I have a dataset consisting of approximately 2 million unique observations. It was initially a set of ID's and URLs. The goal is to cluster the ID's based on the URLs looked at. I transformed both columns to index form to simplify the data. As such, the set has 2 columns; 1. A unique ID and 2. A bag of key strings (they are identifying numbers but in string format, separated by spaces). Example format:
- ID | KeyWords
- 0 | 1 2
- 1 | 2
- 2 | 3
- 3 | 2 3
I initially vectorised KeyWords by TD-IDF and used a simple and dirty KMeans (via sklearn) to cluster them into 13 clusters (selected by the elbow method), which seemed to work and output intuitive and interesting results.
However, the issue I have come across is that there is always one dominant cluster that holds ~80% of the observations.

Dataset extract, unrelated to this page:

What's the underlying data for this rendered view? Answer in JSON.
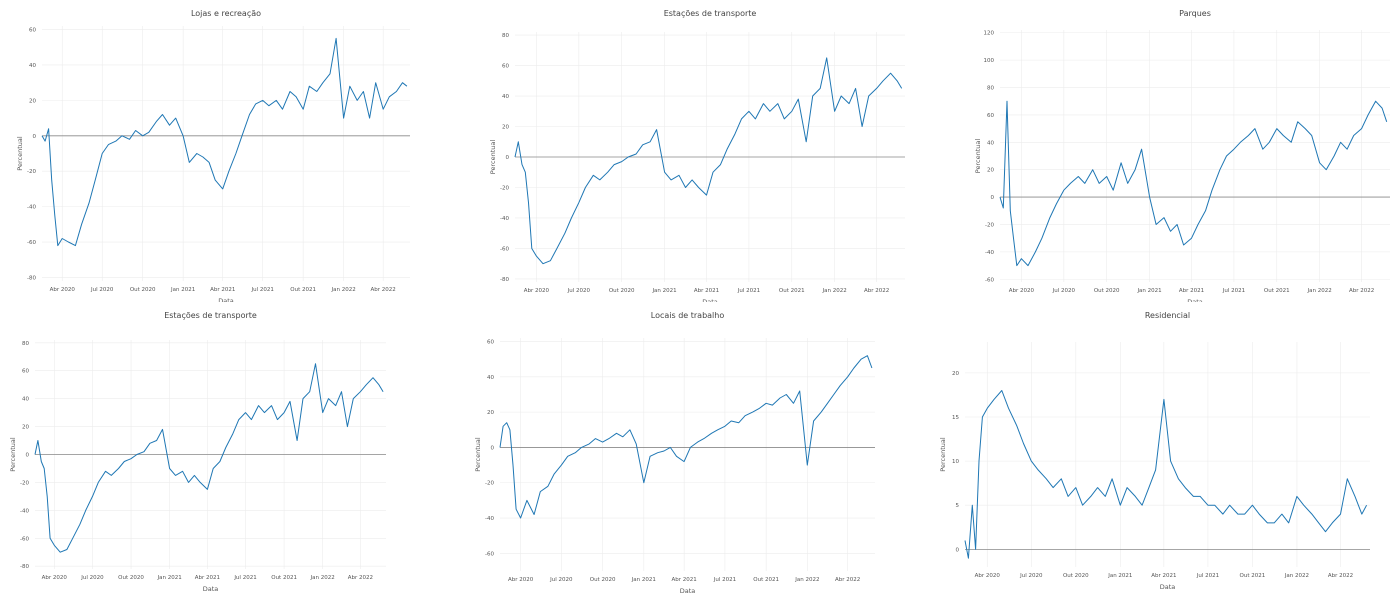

I assume that KMeans was the limiting factor with assumed constant variance, and looked into Latent Dirichlet Allocation (LDA), as well as Gaussian Mixture Modelling (GMM) and BayesianGMM as alternatives. Using the same data format as above, LDA seemed to produce unintuitive results, for which all the topics were very similar and did not make much sense (vastly different to KMeans clusters, expected to see some key similar topics?).

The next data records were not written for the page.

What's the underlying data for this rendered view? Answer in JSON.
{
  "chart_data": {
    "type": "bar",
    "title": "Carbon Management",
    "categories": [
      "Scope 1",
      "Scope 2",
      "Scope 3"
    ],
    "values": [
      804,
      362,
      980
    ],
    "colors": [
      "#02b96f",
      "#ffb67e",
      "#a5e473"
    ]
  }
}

I'm quite new and out of my depth with clustering and have been reading quite a lot about it, but if anyone could provide any insights into immediate logic flaws or a push in the right direction I would very much appreciate it.
Edit: There's about 3300 unique URLs (or KeyWords in this case). The number of tokens/URLs per document is quite skewed actually. The median is 1, mean is ~1.5 (there is a small number of ID's that have a very large number of tokens, some I can deem as outliers but most I cannot). Another key fact is that in the dominant cluster, almost all of these "big players" who have looked at a large number of KeyWords are all within the dominant cluster. I removed them to see how it played out, and the dominant cluster remains.